I wonder if `mnt-ocfs2-PVE001.mount` is started too early even with option `_netdev` in fstab.

I see a bond interface coming up after the ocfs2-mount failed ... but I am quite sure that the cluster-related network traffic does not run over the bonding interface(s). Will check that.

And mabye try to write an explicit systemd-mount-unit instead of the fstab-entry (suggestions welcome).

So far I can't proceed upgrading the other 2 PVE-nodes to 9.x when the boot process doesn't work reliably.

And YES, I perfectly know that OCFS2 is not supported officially by PVE ... unfortunately at this site I am stuck with that for now.
 
Last edited:
checked the underlying multipath-config: the multipath-LUN comes up fine, the LVM looks good.

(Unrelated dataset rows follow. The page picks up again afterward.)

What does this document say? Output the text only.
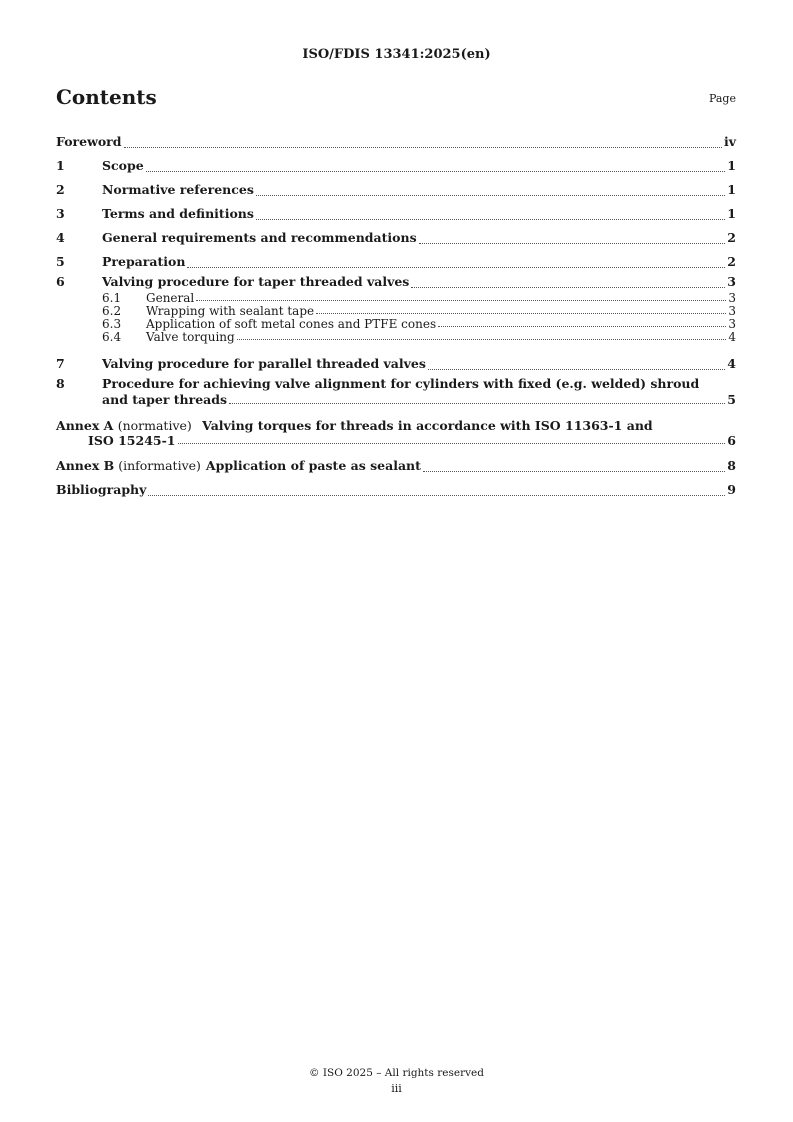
ISO/FDIS 13341:2025(en)
Contents	Page
Foreword	iv
1	Scope	1
2	Normative references	1
3	Terms and definitions	1
4	General requirements and recommendations	2
5	Preparation	2
6	Valving procedure for taper threaded valves	3
6.1	General	3
6.2	Wrapping with sealant tape	3
6.3	Application of soft metal cones and PTFE cones	3
6.4	Valve torquing	4
7	Valving procedure for parallel threaded valves	4
8	Procedure for achieving valve alignment for cylinders with fixed (e.g. welded) shroud
and taper threads	5
Annex A (normative) Valving torques for threads in accordance with ISO 11363-1 and
ISO 15245-1	6
Annex B (informative) Application of paste as sealant	8
Bibliography	9
© ISO 2025 – All rights reserved
iii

But I always see these services fail:

```
systemctl --failed
UNIT LOAD ACTIVE SUB DESCRIPTION
● mnt-ocfs2-PVE001.mount loaded failed failed /mnt/ocfs2/PVE001
● pve-firewall.service loaded failed failed Proxmox VE firewall
● pve-ha-crm.service loaded failed failed PVE Cluster HA Resource Manager Daemon
● pve-ha-lrm.service loaded failed failed PVE Local HA Resource Manager Daemon
● pvescheduler.service loaded failed failed Proxmox VE scheduler
● pvestatd.service loaded failed failed PVE Status Daemon
```

I wonder if some explicit dependency or timeout would help in a mount-unit.

Maybe I should consult a debian-forum ...
 
digged further. Maybe I am barking up the wrong tree, maybe not ...

On my PVE-8 node o2cb.service is generated from `/etc/init.d/o2cb` and this results in "After=network-online.target".

On PVE-9 o2cb.service comes in `/usr/lib/systemd/system/o2cb.service` and contains only "After=network.target".

I will try to set this via override and test a reboot.